There wasn’t a great deal of money in the household and we
all had jobs as kids. Each week we put $.50 away in our Christmas Club. The
value of working hard, saving and gifting others was a lesson well learned.
From our family vegetable garden, we were taught the
lesson of 1st caring for others even in little things. Each summer
as tomatoes were picked from the vines, my mother would line them up according
to quality.
The best tomatoes at this end, were always given away to
friends and neighbors, and the family ate the not-so-great ones at this end.
Sharing the little we had with others became a way of life.
A final example of a values learned at home had to do with
foreigners or outsiders.
Because we knew first-hand what the word “immigrant” meant
– both my parents were born in Italy – everyone who came to America looking for
opportunities to live a better life, everyone outside any number of circles
that could be drawn, was always welcomed and even admired by my parents.
The Fundamental Option
Now what my parents
taught us in those formative years regarding (1) Earning and saving of money,
(2) Growing and sharing tomatoes, and (3) Being proud as an immigrant family, was
crucial, for they gave us a fundamental way of being in the world as adults.
Catholic theologians
today would say that choosing those values to live by became our Fundamental
Option, our standard for making choices in our lives.
Those same theologians
would say that somewhere along the line as we grow, we all opt for a fundamental
choice or choose a fundamental option for our lives. This choice sets the basic direction, the guiding
theme, or the predominant value that will govern our actions.
And the choosing of
this Fundamental Option is prepared for, by the experiences in our childhood.

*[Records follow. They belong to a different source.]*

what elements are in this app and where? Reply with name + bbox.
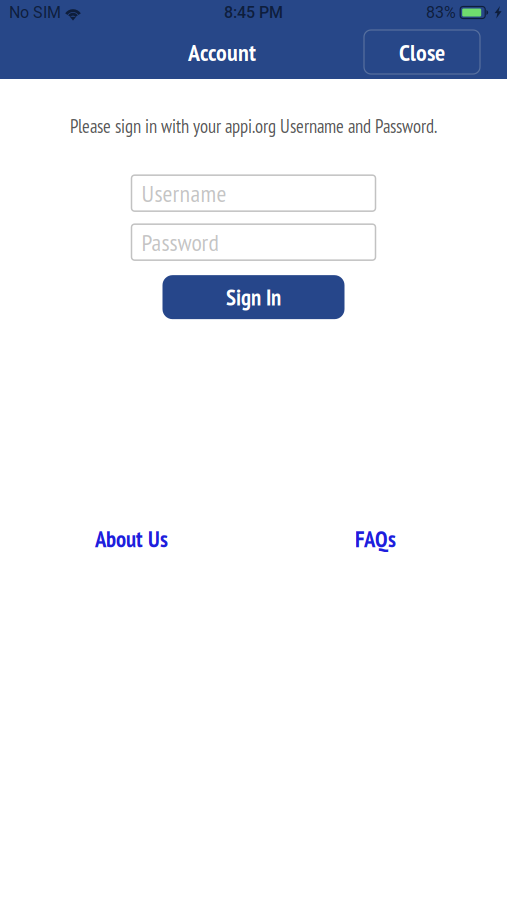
staticText: Close [399,36,445,68]
staticText: 8:45 PM [224,3,283,22]
button[interactable]: FAQs [343,516,408,562]
staticText: Account [188,36,256,68]
staticText: Password [142,227,218,258]
staticText: FAQs [355,524,396,554]
button[interactable]: About Us [83,516,180,562]
staticText: Sign In [226,282,281,312]
button[interactable]: Username [132,175,376,211]
staticText: Username [142,178,226,209]
button[interactable]: Password [132,224,376,260]
staticText: 83% [426,3,456,22]
button[interactable]: Sign In [162,275,344,319]
button[interactable]: Close [364,30,480,74]
staticText: Please sign in with your appi.org Userna… [70,114,437,138]
staticText: About Us [95,524,168,554]
staticText: No SIM [9,3,61,22]
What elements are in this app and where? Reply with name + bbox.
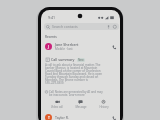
staticText: New bbox=[78, 58, 84, 62]
other: Account bbox=[113, 25, 117, 29]
staticText: Video call bbox=[51, 105, 63, 109]
button[interactable]: J bbox=[41, 41, 120, 52]
other: Call bbox=[112, 45, 116, 49]
other: Call bbox=[112, 116, 116, 120]
staticText: Mobile · last bbox=[55, 47, 73, 51]
staticText: Jane Sherbert bbox=[55, 42, 79, 47]
button[interactable]: Video call bbox=[45, 100, 69, 109]
staticText: Search contacts bbox=[52, 24, 78, 29]
staticText: J bbox=[48, 44, 50, 49]
staticText: Recents bbox=[45, 35, 57, 39]
staticText: 9:41 bbox=[48, 15, 56, 20]
button[interactable]: Call summary bbox=[46, 57, 85, 62]
staticText: Message bbox=[75, 105, 87, 109]
staticText: Call Notes are generated by AI and may b… bbox=[49, 90, 105, 97]
button[interactable]: Search contacts bbox=[44, 23, 119, 30]
staticText: History bbox=[99, 105, 109, 109]
staticText: Call summary bbox=[51, 57, 75, 62]
staticText: Taylor R. bbox=[55, 115, 69, 120]
button[interactable]: T bbox=[41, 113, 120, 120]
staticText: A call to ask about a financial matter. … bbox=[45, 63, 106, 85]
button[interactable]: History bbox=[92, 100, 115, 109]
button[interactable]: Message bbox=[69, 100, 92, 109]
other: Voice search bbox=[107, 25, 110, 29]
staticText: T bbox=[48, 115, 50, 120]
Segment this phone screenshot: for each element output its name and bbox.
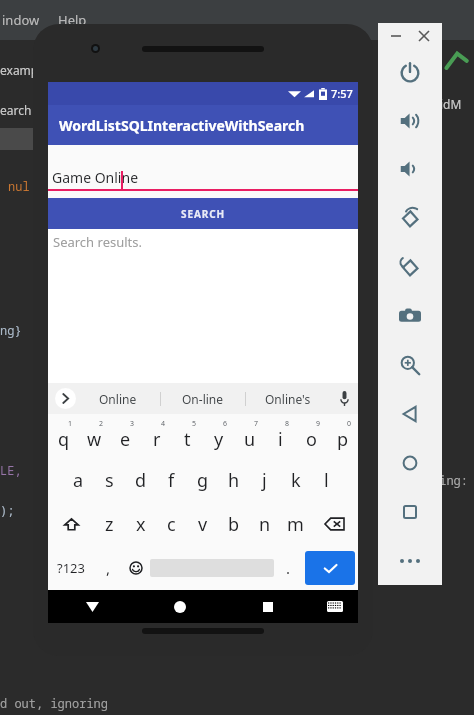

The Scriptures: Fundamental Option
It is today’s
Scripture passages that led me to share all of this.
In the Gospel, Jesus
says it in one cryptic sentence: “You
cannot serve God and Mammon.” The
word “mammon” means anything else
besides God that we make the center of our lives like money.
No, we cannot serve
both Jesus and something else. Somewhere
along the line we must make a choice about our life and its meaning, its
purpose, its direction.
Working hard, saving
money, using it to buy Christmas presents for others helped us as kids learn
early to serve God and not mammon.
Jesus again in the
gospel is also concerned about right and wrong in everyday life. He calls us to be honest and trustworthy.
If we can be honest
and trustworthy in small everyday matters, then God will give us even greater
things in days to come, here and hereafter.
What great trust was
borne in us of my mother’s tending the ripe tomatoes of our ordinary family
garden. In her choosing to share the best with others, she was modeling a great
option that we would one day embrace.
And finally, the
prophet Amos in the first reading focuses on our relationship with the greater
global community. He decries taking
advantage of, or neglecting the poor, the immigrant, the alien.
Amos calls us to
social justice – to sensitivity, compassion, and justice for those in need and
those outside our circles.
This opting for the
outsider draws us not only closer to the neglected, the excluded, the shunned,
but we become one with the God who is father of them all.
Conclusion
To conclude:
Our Fundamental
Option may not yet be complete or cast in stone, so there is always time to choose
to make God, Jesus and the Gospel the guiding force or norm for my life.
Without prayer and a
sense of connectedness to a community of faith, I can loose track of my Fundamental
Option or end up having a life-style contrary to it.